Column: You can’t keep God out of the public square

Bill Scholl is the archdiocesan consultant for social justice. You can email him at: socialjustice@archkck.org.

Bill Scholl is the archdiocesan consultant for social justice. You can email him at: socialjustice@archkck.org.

by Bill Scholl

Let’s suppose all world governments denied the existence of atoms.

Scientists are still allowed to believe, but everything is done to prevent them from applying atomic theory. Schools no longer teach about electrons, protons and neutrons. Anyone who suggests that all “solid” matter is actually composed of billions of minute particles which themselves are made up of mostly “empty” space are ridiculed.

As society progressed from one that recognized the reality of atoms to one that didn’t, all the good things that came from that recognition — the whole host of technologies reliant upon understanding the atomic world — would fade.

It wouldn’t happen overnight. The toasters would still work because the old technicians would privately still apply atomic theory.

However, they would not teach atoms and, after a few generations of atomic ignorance, we’d eventually notice that no new kids of toasters or any other innovation would be arriving like innovations once did.

Furthermore, we’d have difficulty fixing the things made by utilizing atomic theory. By banning atomic reality from public discussion, we’d deprive society of all the gifts that come to culture when we live in conformity with an accurate understanding of reality.

However, atoms themselves would not cease to exist and they would continue to do what they do, which is to be the material reality that underlies all material reality.

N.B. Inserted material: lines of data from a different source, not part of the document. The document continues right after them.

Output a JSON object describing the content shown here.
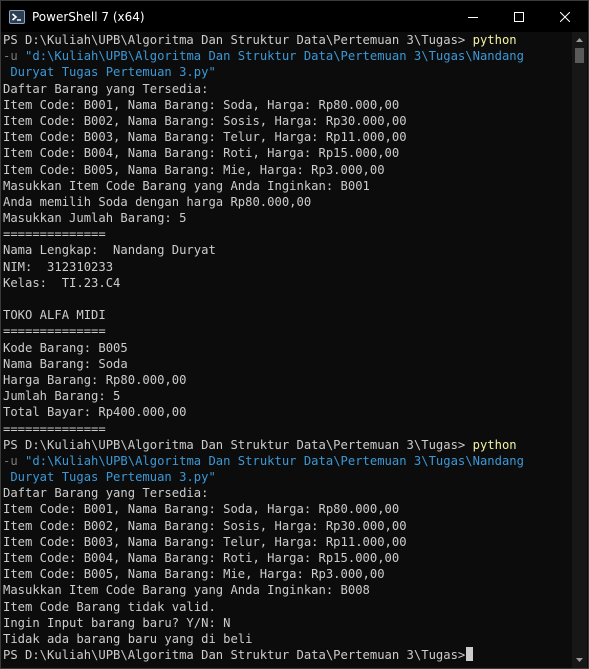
{
  "window": {
    "title": "PowerShell 7 (x64)",
    "icon": "powershell-icon",
    "controls": [
      "minimize-icon",
      "maximize-icon",
      "close-icon"
    ]
  },
  "colors": {
    "background": "#0c0c0c",
    "text": "#cccccc",
    "command": "#f2f2a0",
    "parameter": "#7a7a7a",
    "string": "#3b98d6"
  },
  "terminal": {
    "lines": [
      [
        {
          "t": "PS D:\\Kuliah\\UPB\\Algoritma Dan Struktur Data\\Pertemuan 3\\Tugas> ",
          "c": ""
        },
        {
          "t": "python",
          "c": "cmd"
        }
      ],
      [
        {
          "t": "-u ",
          "c": "param"
        },
        {
          "t": "\"d:\\Kuliah\\UPB\\Algoritma Dan Struktur Data\\Pertemuan 3\\Tugas\\Nandang",
          "c": "str"
        }
      ],
      [
        {
          "t": " Duryat Tugas Pertemuan 3.py\"",
          "c": "str"
        }
      ],
      [
        {
          "t": "Daftar Barang yang Tersedia:",
          "c": ""
        }
      ],
      [
        {
          "t": "Item Code: B001, Nama Barang: Soda, Harga: Rp80.000,00",
          "c": ""
        }
      ],
      [
        {
          "t": "Item Code: B002, Nama Barang: Sosis, Harga: Rp30.000,00",
          "c": ""
        }
      ],
      [
        {
          "t": "Item Code: B003, Nama Barang: Telur, Harga: Rp11.000,00",
          "c": ""
        }
      ],
      [
        {
          "t": "Item Code: B004, Nama Barang: Roti, Harga: Rp15.000,00",
          "c": ""
        }
      ],
      [
        {
          "t": "Item Code: B005, Nama Barang: Mie, Harga: Rp3.000,00",
          "c": ""
        }
      ],
      [
        {
          "t": "Masukkan Item Code Barang yang Anda Inginkan: B001",
          "c": ""
        }
      ],
      [
        {
          "t": "Anda memilih Soda dengan harga Rp80.000,00",
          "c": ""
        }
      ],
      [
        {
          "t": "Masukkan Jumlah Barang: 5",
          "c": ""
        }
      ],
      [
        {
          "t": "==============",
          "c": ""
        }
      ],
      [
        {
          "t": "Nama Lengkap:  Nandang Duryat",
          "c": ""
        }
      ],
      [
        {
          "t": "NIM:  312310233",
          "c": ""
        }
      ],
      [
        {
          "t": "Kelas:  TI.23.C4",
          "c": ""
        }
      ],
      [
        {
          "t": "",
          "c": ""
        }
      ],
      [
        {
          "t": "TOKO ALFA MIDI",
          "c": ""
        }
      ],
      [
        {
          "t": "==============",
          "c": ""
        }
      ],
      [
        {
          "t": "Kode Barang: B005",
          "c": ""
        }
      ],
      [
        {
          "t": "Nama Barang: Soda",
          "c": ""
        }
      ],
      [
        {
          "t": "Harga Barang: Rp80.000,00",
          "c": ""
        }
      ],
      [
        {
          "t": "Jumlah Barang: 5",
          "c": ""
        }
      ],
      [
        {
          "t": "Total Bayar: Rp400.000,00",
          "c": ""
        }
      ],
      [
        {
          "t": "==============",
          "c": ""
        }
      ],
      [
        {
          "t": "PS D:\\Kuliah\\UPB\\Algoritma Dan Struktur Data\\Pertemuan 3\\Tugas> ",
          "c": ""
        },
        {
          "t": "python",
          "c": "cmd"
        }
      ],
      [
        {
          "t": "-u ",
          "c": "param"
        },
        {
          "t": "\"d:\\Kuliah\\UPB\\Algoritma Dan Struktur Data\\Pertemuan 3\\Tugas\\Nandang",
          "c": "str"
        }
      ],
      [
        {
          "t": " Duryat Tugas Pertemuan 3.py\"",
          "c": "str"
        }
      ],
      [
        {
          "t": "Daftar Barang yang Tersedia:",
          "c": ""
        }
      ],
      [
        {
          "t": "Item Code: B001, Nama Barang: Soda, Harga: Rp80.000,00",
          "c": ""
        }
      ],
      [
        {
          "t": "Item Code: B002, Nama Barang: Sosis, Harga: Rp30.000,00",
          "c": ""
        }
      ],
      [
        {
          "t": "Item Code: B003, Nama Barang: Telur, Harga: Rp11.000,00",
          "c": ""
        }
      ],
      [
        {
          "t": "Item Code: B004, Nama Barang: Roti, Harga: Rp15.000,00",
          "c": ""
        }
      ],
      [
        {
          "t": "Item Code: B005, Nama Barang: Mie, Harga: Rp3.000,00",
          "c": ""
        }
      ],
      [
        {
          "t": "Masukkan Item Code Barang yang Anda Inginkan: B008",
          "c": ""
        }
      ],
      [
        {
          "t": "Item Code Barang tidak valid.",
          "c": ""
        }
      ],
      [
        {
          "t": "Ingin Input barang baru? Y/N: N",
          "c": ""
        }
      ],
      [
        {
          "t": "Tidak ada barang baru yang di beli",
          "c": ""
        }
      ],
      [
        {
          "t": "PS D:\\Kuliah\\UPB\\Algoritma Dan Struktur Data\\Pertemuan 3\\Tugas>",
          "c": ""
        }
      ]
    ]
  }
}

While it sounds absurd that an entire culture would turn it back on a understanding of fundamental reality, this is exactly what our culture has done with regard to God.

In our imaginations we have misconceived God as some grandfather figure far away that acted a long, long time ago to make what exists today. We anthropomorphize him into a straw man God who is dismissed as easily as a pagan myth.

As Christians, we have confirmed the existence of a God that is much beyond something that we can hold as a figure in our imagination. When we say God “is” and nature “is,” we means “is” in a completely different way. The God that is revealed in Scripture and made manifest by the incarnation is a God whose essence is to be.

In other words, God transcends being as we experience it. God is existence, and we participate in God’s being by his generosity.

So to say that religion has no place in the public square is like denying the reality of atoms. Just as the atoms still do what they do. God still acts in the public sphere maintaining all in existence. We just no longer can act in harmony because we deny reality. And we wonder why the toasters no longer work.